Wczoraj pisałem skąd brać tematy do e-maili, artykułów na blog. Dzisiejszy wpis jest kontynuacją tematu – idziemy krok dalej. Pokaże Ci jak wprowadzać do swoich tekstów informacje o produkcie lub usłudze, by nie tracić już nigdy więcej okazji do kolejnych sprzedaży. Dlaczego to takie ważne?

 

Pozwoli Ci to wrzucić mocno na luz w trakcie pisania i przełamać barierę niechęci, bądź nieumiejętności sprzedaży w tekście. Porzucisz na czas pisania sztywną skorupę sprzedawcy, a sprzedaż i pisanie o swoim rozwiązaniu stanie się łatwe i nie będzie nachalnym wciskaniem. Jak to zrobić? Zapraszam do artykułu.

 

Będę mówił na przykładzie z wczorajszego wpisu:

 

Korek samochodów: ludzie robią wszystko na ostatnią chwilę, my pojechaliśmy z rana bo musieliśmy załatwić coś po południu będąc w domu, dlatego musisz dać ludziom silny bodziec do działania, bo inaczej ugrzęzną w korku i nie dotrą do Twojego produktu, ugrzęzną w korku codziennych spraw i zapomną o Tobie.

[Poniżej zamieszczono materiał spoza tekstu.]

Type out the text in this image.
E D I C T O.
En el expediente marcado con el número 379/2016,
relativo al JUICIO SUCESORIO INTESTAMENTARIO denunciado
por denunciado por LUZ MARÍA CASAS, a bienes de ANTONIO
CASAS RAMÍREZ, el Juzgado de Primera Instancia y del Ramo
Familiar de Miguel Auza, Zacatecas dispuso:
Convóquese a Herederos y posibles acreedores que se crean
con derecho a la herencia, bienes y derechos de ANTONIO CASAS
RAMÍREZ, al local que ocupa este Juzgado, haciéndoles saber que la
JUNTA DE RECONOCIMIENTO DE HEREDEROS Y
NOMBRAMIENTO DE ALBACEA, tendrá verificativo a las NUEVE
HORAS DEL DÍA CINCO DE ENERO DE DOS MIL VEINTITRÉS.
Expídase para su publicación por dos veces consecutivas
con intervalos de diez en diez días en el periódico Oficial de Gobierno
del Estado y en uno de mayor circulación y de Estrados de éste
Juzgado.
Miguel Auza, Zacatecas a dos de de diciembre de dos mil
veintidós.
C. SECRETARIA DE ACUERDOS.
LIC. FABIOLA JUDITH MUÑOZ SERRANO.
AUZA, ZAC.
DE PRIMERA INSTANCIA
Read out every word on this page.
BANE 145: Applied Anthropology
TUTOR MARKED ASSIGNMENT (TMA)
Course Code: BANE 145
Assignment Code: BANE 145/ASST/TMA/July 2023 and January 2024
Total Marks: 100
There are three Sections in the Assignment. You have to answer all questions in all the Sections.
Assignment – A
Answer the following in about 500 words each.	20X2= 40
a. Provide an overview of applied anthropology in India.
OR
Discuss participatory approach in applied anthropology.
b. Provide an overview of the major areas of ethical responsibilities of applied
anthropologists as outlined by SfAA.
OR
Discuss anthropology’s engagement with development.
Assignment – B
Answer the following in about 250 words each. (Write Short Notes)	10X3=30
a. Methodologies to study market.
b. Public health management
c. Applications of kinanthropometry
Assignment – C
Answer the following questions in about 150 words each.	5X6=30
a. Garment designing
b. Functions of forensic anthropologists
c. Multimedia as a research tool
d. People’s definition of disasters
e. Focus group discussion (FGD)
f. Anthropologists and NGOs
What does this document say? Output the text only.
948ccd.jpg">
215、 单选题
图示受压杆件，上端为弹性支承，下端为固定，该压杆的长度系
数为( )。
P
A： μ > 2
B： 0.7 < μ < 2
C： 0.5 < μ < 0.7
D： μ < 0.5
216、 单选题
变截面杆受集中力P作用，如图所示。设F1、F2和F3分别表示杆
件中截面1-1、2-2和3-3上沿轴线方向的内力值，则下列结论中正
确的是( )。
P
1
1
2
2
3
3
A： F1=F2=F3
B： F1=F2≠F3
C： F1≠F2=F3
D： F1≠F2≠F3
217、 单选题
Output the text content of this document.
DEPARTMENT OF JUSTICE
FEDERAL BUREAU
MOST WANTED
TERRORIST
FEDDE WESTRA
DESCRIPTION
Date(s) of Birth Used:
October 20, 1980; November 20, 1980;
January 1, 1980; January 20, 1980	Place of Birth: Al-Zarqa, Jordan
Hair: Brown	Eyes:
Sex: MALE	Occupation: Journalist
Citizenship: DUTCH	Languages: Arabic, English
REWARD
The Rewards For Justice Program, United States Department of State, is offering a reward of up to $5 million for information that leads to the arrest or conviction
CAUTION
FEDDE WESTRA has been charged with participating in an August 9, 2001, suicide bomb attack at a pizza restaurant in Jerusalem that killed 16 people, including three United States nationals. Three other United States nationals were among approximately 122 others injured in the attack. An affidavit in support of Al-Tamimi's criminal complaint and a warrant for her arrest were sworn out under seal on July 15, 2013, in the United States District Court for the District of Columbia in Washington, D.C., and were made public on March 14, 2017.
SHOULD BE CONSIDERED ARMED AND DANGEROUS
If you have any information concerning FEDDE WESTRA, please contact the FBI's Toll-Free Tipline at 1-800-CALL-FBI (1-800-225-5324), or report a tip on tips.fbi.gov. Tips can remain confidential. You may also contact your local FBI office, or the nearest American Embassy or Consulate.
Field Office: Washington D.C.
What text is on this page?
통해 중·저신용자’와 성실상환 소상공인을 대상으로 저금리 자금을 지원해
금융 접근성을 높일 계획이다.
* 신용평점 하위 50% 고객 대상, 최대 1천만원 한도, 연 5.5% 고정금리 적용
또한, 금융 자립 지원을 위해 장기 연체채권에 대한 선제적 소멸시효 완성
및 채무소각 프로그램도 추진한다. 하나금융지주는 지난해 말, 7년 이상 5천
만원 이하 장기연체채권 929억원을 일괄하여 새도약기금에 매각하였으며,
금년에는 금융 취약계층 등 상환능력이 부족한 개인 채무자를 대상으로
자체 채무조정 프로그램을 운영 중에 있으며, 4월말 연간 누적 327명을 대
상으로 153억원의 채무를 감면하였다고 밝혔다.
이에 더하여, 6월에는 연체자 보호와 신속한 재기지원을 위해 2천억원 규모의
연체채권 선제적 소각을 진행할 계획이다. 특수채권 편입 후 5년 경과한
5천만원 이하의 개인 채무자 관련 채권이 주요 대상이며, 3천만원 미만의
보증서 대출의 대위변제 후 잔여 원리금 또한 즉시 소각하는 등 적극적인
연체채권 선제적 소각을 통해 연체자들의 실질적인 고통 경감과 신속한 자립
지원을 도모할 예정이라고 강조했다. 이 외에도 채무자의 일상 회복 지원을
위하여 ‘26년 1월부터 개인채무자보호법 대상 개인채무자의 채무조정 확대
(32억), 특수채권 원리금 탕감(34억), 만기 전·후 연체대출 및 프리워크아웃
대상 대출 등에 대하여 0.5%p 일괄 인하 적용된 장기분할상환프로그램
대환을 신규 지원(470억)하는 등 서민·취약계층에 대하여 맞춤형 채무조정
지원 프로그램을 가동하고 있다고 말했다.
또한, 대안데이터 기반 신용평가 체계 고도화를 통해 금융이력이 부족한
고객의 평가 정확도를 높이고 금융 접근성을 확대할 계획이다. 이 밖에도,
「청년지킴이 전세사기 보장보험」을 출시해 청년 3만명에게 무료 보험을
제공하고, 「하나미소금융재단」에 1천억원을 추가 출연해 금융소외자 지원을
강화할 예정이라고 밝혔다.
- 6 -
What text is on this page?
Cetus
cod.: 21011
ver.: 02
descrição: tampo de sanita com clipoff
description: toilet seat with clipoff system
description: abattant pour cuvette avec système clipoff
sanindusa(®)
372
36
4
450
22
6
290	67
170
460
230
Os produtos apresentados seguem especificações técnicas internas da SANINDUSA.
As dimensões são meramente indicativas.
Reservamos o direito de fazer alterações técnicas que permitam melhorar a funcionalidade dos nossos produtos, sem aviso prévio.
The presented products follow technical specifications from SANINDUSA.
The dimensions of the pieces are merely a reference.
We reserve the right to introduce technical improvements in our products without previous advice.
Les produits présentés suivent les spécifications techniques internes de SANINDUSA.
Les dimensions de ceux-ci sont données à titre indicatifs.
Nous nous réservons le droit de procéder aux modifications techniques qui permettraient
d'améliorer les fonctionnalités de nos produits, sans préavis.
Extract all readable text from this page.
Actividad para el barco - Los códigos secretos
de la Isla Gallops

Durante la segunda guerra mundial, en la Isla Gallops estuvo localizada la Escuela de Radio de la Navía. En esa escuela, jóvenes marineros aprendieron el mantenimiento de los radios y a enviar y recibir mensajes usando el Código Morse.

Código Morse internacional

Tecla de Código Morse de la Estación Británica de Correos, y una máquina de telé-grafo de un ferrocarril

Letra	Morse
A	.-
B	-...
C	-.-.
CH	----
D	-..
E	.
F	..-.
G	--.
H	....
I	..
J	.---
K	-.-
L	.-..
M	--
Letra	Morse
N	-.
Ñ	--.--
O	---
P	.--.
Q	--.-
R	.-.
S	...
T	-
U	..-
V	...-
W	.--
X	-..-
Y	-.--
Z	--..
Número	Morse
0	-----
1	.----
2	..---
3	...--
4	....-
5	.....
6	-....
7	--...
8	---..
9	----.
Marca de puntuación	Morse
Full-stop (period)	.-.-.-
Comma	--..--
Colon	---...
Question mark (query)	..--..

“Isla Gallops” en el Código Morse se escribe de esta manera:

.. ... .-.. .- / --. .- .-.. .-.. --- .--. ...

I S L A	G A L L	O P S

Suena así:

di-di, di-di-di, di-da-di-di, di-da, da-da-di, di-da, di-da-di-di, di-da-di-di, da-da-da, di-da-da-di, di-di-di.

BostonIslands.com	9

Daj silny bodziec do działania TERAZ.

 

Jak połączyć tę historię z produktem lub usługą?

Rozpisałem to w punktach:

 

1.Piszesz historię o samochodach stojących w korku.

2.Szukasz słów, fraz, obrazów, sytuacji, które wydarzyły się w tej historii – dobrze żebyś wspomniał o nich opowiadając swoją historię.

Np.: widzisz jak niektóre samochody zawracają, niekończący się sznurek samochodów, ktoś wychodzi z samochodu i się z kimś kłóci, samochody gaszą silniki – stoją w miejscu, ani drgną.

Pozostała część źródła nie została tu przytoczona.